Some people I know believe that there's a scant difference between an artist who tries to make metaphors and unique objects of beauty for the world around her, and an adman who employs a bevy of marketing tools to convince you to switch to Geico. Their rationale is that an emotionally stirring Nike commercial or clever Apple ad is just another form of creativity, and that distinctions between "art" and "advertising" are passé and meaningless. At my most generous, I hope these people are just being perverse for the sake of cleverness. My attitude is that advertisers are like liars: Just because they've gotten better at what they do doesn't mean they should be commended for it.

So what to make of Houston, an adman and artist who bills himself as "a logo, a brand, a group, or an individual"? His solo exhibition, Focus Group, is a terribly impressive installation of sculpture, photographs, and works on paper that explores the exploitation of the American West with the visual language of glossy design work. Most of the pieces are slick like no other art in town, and the production values and ambition are huge for a virtual unknown. But since the whole show is rife with issues of art and commerce, motives become suspect, and an insistence on "branding" overshadows the work on display.

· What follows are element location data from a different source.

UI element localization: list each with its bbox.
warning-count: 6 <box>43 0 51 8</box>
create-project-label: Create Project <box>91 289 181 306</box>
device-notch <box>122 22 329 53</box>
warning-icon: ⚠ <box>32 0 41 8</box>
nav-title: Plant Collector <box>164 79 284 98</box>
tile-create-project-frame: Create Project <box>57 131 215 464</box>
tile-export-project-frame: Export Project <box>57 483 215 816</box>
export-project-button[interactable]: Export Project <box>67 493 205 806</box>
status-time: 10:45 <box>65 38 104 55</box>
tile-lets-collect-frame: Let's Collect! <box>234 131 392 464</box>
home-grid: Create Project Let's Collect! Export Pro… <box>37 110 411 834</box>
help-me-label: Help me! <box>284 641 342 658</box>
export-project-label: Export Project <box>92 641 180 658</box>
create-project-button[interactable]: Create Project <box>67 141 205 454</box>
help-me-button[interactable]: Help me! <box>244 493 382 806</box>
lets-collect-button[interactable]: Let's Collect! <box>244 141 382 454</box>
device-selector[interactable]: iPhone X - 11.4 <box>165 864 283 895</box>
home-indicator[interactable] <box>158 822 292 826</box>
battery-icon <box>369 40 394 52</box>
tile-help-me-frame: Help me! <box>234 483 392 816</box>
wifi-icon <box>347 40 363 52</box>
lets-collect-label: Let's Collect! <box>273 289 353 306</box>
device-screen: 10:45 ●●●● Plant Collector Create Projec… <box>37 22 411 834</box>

The dominant theme of Focus Group is that the once-wild West has been co-opted, watered down, homogenized, and, of course, branded and put up for sale. The most literal illustration of this comes as a single photograph of a quintessential Western landscape: a towering butte, an infinite blue sky, red rocky dirt, scrub brush, and a ruler-flat highway. A road sign in the middleground provides the piece's title and punchline, reading simply: "Flavor Country." If the piece is somewhat obvious (I had to stop myself from describing it as a "Marlboro landscape"), it's aided tremendously by its own production values. The "Flavor Country" marker is an exact replica of a government-issue road sign, and this verisimilitude carries the piece.

The show's titular piece is a suite of designer bulls-eyes for shooting practice (complete with bullet holes). It's true that gun nuts and other alpha males love accessorizing as much as any uptown girl, so these pink and gray and swirly targets aren't too much of a stretch. Each is branded with the unshakable "Houston" logo, and one is comprised of nothing but.

The real attractions of Focus Group, though, are the sculptures. "Plenty for Everyone" pits two pickup truck toolboxes side by side. The lids are open, and their innards have been replaced by mirrors sporting cowboy and Indian illustrations, where the now-mythological enemies fire across the gap between the toolboxes in a never-ending gun battle. The mirrors are lined with rows of (a sugary substance meant to replicate) cocaine. The coke reference seems like a calculated move to make the art seem edgier, which it does, briefly. "Plenty for Everyone" is the show's most cosmopolitan and striking piece, but its messages and metaphors are murky: The cocaine makes it look cool, but feels hollow in the end (and that pesky logo makes yet another appearance).

So what, exactly, is Houston selling? Well, in keeping with the dominant advertising shift of the past 20 years, Houston is selling himself. Not in the "artist as whore" way (okay, maybe a tiny bit in that way), but in the "art as viral marketing" way. First, the ambiguous product: Houston. It's the old "Who is this Houston guy?" buzz technique that wouldn't work nearly as well with, say, "Matt Clark." Then there's the product launch, perfectly placed at the Oregon Biennial—the Super Bowl, if you will, of regional art. And just as every Super Bowl, there's a clever ad for a mysterious startup company whose function is intentionally obscured, and the subsequent weeks are filled with follow-up information: print ads, clarifying statements, interviews with curious journalists, and opportunities to sign up for six-month trial packages.

Plenty of artists are blatantly commercial and money hungry, and almost as many have toyed with advertising techniques in their work. But to call yourself a brand or a logo is irreparably crass, and I suspect this is Houston's point (although that doesn't make it go down any easier). Focus Group has all the makings of a truly great show. It also has logos on every piece of art and an artist who goes by a ridiculous moniker. The two elements are hard to reconcile: In the end, the art wins out, but it's a close call. At its most reductive, Focus Group is ultimately fascinating for the questions that it raises (and then tries to sell you).